4.7. Loop unrolling¶

Loop unrolling is a technique to improve performance. Small loops are expanded such that an iteration of the loop is replicated a certain number of times in the loop body. The number of times an iteration is replicated is known as the unroll factor.

4.7.1. Benefits¶

Reduce branch overhead This is especially significant for small loops. For example, the loop in Listing 4.10 is unrolled by a factor of 4. From the assembly Listing 4.11, it is evident that the branch overhead is reduced by a factor of 4 (one BANZ for 4 iterations vs. 1 without unrolling).

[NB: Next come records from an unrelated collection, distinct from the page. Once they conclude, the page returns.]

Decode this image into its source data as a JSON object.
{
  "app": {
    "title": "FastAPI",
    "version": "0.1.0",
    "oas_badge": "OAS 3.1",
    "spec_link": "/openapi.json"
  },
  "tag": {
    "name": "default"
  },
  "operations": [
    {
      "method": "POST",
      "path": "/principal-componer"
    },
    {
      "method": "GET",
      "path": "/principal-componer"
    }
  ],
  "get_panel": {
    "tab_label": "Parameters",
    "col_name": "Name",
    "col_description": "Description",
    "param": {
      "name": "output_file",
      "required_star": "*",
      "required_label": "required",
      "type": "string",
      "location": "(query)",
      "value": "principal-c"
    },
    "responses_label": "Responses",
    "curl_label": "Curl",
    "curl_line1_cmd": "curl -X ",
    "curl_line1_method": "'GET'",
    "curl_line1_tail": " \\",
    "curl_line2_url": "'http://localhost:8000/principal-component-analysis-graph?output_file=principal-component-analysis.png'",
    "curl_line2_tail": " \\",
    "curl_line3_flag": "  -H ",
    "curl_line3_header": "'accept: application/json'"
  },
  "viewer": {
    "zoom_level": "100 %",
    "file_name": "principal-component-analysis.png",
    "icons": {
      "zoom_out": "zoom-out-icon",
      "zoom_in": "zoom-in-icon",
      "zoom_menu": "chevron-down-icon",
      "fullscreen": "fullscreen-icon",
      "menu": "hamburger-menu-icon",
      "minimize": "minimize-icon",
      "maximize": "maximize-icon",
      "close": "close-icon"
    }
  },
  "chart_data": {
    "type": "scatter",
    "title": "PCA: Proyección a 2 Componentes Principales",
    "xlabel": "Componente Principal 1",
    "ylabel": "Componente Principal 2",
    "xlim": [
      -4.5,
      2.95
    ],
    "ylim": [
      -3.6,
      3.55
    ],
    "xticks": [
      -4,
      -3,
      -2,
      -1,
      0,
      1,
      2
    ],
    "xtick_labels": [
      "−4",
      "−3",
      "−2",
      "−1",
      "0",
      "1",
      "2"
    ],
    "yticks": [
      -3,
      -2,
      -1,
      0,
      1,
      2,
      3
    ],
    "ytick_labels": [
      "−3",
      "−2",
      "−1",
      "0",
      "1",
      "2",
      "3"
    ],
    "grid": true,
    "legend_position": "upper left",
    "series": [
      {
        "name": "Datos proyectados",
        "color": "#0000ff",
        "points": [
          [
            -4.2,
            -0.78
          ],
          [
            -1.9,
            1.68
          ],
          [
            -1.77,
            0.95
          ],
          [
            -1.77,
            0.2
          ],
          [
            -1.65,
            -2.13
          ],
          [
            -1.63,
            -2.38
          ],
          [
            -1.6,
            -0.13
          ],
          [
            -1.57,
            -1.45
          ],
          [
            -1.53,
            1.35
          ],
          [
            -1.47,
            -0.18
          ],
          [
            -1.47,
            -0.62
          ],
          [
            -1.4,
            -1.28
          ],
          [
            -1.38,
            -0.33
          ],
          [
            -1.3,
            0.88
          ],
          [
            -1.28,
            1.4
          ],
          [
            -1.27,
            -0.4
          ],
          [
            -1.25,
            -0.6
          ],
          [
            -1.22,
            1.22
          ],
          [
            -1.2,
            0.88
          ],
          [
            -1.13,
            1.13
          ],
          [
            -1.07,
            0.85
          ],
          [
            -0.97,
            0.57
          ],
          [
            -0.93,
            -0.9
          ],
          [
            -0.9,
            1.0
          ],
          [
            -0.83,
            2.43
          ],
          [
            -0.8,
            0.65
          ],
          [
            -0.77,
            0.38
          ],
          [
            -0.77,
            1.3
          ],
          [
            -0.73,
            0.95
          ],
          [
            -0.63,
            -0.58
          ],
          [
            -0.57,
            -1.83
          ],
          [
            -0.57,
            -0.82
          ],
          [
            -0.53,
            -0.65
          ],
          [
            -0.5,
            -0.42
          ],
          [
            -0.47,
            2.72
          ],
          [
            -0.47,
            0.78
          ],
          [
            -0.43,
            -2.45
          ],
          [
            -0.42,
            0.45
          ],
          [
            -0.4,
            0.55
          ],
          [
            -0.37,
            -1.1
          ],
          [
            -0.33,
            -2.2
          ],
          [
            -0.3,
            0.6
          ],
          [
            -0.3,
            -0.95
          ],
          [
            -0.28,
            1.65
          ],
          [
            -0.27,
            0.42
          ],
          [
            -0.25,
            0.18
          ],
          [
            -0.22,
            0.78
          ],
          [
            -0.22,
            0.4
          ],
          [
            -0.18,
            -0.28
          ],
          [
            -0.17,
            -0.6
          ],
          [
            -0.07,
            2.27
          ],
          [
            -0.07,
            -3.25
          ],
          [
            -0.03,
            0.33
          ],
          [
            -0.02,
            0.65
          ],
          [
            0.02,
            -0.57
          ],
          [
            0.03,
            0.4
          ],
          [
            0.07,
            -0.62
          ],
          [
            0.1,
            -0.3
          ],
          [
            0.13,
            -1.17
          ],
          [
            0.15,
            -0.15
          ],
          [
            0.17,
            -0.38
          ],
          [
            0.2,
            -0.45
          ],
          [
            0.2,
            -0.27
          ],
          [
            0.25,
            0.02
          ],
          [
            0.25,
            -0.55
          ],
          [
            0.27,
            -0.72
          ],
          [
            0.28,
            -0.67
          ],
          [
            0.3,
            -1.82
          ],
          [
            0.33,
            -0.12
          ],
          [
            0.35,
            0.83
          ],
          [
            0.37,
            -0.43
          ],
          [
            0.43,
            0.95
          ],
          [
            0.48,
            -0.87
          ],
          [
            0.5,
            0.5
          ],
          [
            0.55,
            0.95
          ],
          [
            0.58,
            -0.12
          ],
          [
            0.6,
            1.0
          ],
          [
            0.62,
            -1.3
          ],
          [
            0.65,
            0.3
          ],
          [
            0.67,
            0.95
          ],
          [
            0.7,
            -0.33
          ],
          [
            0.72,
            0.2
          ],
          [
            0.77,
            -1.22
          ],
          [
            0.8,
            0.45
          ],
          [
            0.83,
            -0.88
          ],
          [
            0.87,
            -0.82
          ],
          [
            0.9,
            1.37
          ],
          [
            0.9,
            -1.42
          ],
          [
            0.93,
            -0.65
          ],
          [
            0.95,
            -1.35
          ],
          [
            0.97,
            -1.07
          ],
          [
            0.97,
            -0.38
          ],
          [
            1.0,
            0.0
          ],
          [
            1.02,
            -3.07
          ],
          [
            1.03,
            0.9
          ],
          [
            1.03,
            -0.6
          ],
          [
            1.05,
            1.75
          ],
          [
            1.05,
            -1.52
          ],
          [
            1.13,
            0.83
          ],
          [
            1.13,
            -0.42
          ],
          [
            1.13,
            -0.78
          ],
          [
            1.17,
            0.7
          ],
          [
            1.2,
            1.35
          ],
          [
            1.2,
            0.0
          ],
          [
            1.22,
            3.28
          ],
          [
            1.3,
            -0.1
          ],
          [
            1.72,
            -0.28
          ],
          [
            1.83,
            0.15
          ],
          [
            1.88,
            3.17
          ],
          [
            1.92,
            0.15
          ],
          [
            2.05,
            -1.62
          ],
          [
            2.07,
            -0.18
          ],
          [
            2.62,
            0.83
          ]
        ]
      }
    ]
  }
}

There are additional benefits on C28x CPUs with FPU support:

Generate RPTB for small loops - loop unrolling increases the number of instructions in the loop body and enables the compiler to meet the minimum block size requirements for the RPTB instruction.
Improved floating-point performance - loop unrolling can improve performance by providing the compiler more instructions to schedule across the unrolled iterations. This reduces the number of NOPs generated and also provides the compiler with a greater opportunity to generate parallel instructions.

Note

Loop unrolling will result in a code size increase because the compiler replicates the loop body. #pragma UNROLL(1) can be used to prevent the compiler from unrolling the loop.

4.7.2. Performing unrolling¶

There are two ways in which loop unrolling can be performed:

The compiler can automatically unroll the loop. Listing 4.12 is an example of a loop that is unrolled 4 times by the compiler.
The UNROLL pragma can be used to indicate to the compiler that the loop is a candidate for unrolling. Refer to UNROLL for details.